La DHEA-S se dose dans le sang, idéalement le matin. C’est la forme sulfatée de la DHEA, plus stable, qui reflète la production surrénalienne. Les normes de laboratoire sont larges (35 à 430 µg/dL pour une femme de 50 ans selon les labos), mais en fonctionnel, on vise au moins 100 à 150 µg/dL pour maintenir une vitalité correcte. Sous 50 µg/dL, tu es en effondrement franc. Sous 30 µg/dL, tu es au niveau d’une femme de 80 ans. En consultation, je vois régulièrement des femmes de 48, 52 ans avec une DHEA-S sous 40 µg/dL, un teint grisâtre, une peau qui pend, des cheveux qui tombent par poignées, une absence totale de désir, une fatigue qui ne cède jamais. Elles croient vieillir normalement, en réalité elles sont en surrenalopause sévère.

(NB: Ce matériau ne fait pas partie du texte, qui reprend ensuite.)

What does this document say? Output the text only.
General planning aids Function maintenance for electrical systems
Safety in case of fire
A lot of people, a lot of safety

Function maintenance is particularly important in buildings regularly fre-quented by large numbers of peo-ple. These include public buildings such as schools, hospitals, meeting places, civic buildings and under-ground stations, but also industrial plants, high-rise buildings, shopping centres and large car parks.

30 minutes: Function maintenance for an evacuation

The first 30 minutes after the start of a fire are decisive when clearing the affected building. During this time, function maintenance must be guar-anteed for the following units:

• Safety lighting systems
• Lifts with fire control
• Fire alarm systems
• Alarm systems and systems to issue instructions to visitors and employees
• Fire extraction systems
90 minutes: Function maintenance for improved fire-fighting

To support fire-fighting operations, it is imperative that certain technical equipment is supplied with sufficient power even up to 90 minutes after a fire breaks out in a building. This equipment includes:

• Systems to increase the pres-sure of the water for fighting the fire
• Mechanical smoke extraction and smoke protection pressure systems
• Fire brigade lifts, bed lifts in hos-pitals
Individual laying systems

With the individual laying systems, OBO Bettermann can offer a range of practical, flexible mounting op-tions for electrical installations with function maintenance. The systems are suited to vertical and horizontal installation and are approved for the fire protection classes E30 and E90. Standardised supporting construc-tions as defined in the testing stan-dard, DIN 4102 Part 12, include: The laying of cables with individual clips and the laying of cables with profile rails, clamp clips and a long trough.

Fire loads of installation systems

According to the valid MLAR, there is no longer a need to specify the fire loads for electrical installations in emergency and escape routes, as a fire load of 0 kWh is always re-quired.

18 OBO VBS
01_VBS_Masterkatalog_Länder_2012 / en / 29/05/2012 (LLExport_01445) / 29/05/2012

Le ratio cortisol/DHEA est aussi éclairant. Normalement, le cortisol et la DHEA se modulent mutuellement : le cortisol monte en réponse au stress aigu, la DHEA tamponne ses effets cataboliques (destruction tissulaire). En stress chronique, le cortisol reste élevé, la DHEA s’effondre : le ratio cortisol/DHEA explose, tu passes en mode destruction (fonte musculaire, inflammation, vieillissement accéléré). Puis, après des années, le cortisol lui-même s’effondre : tu entres en surrenalopause avec un cortisol bas et une DHEA encore plus basse. Le tableau clinique change : tu passes de l’hypervigilance anxieuse (cortisol haut, DHEA basse) à l’effondrement apathique (les deux bas). Comprendre où tu te situes sur cette courbe oriente tout le protocole.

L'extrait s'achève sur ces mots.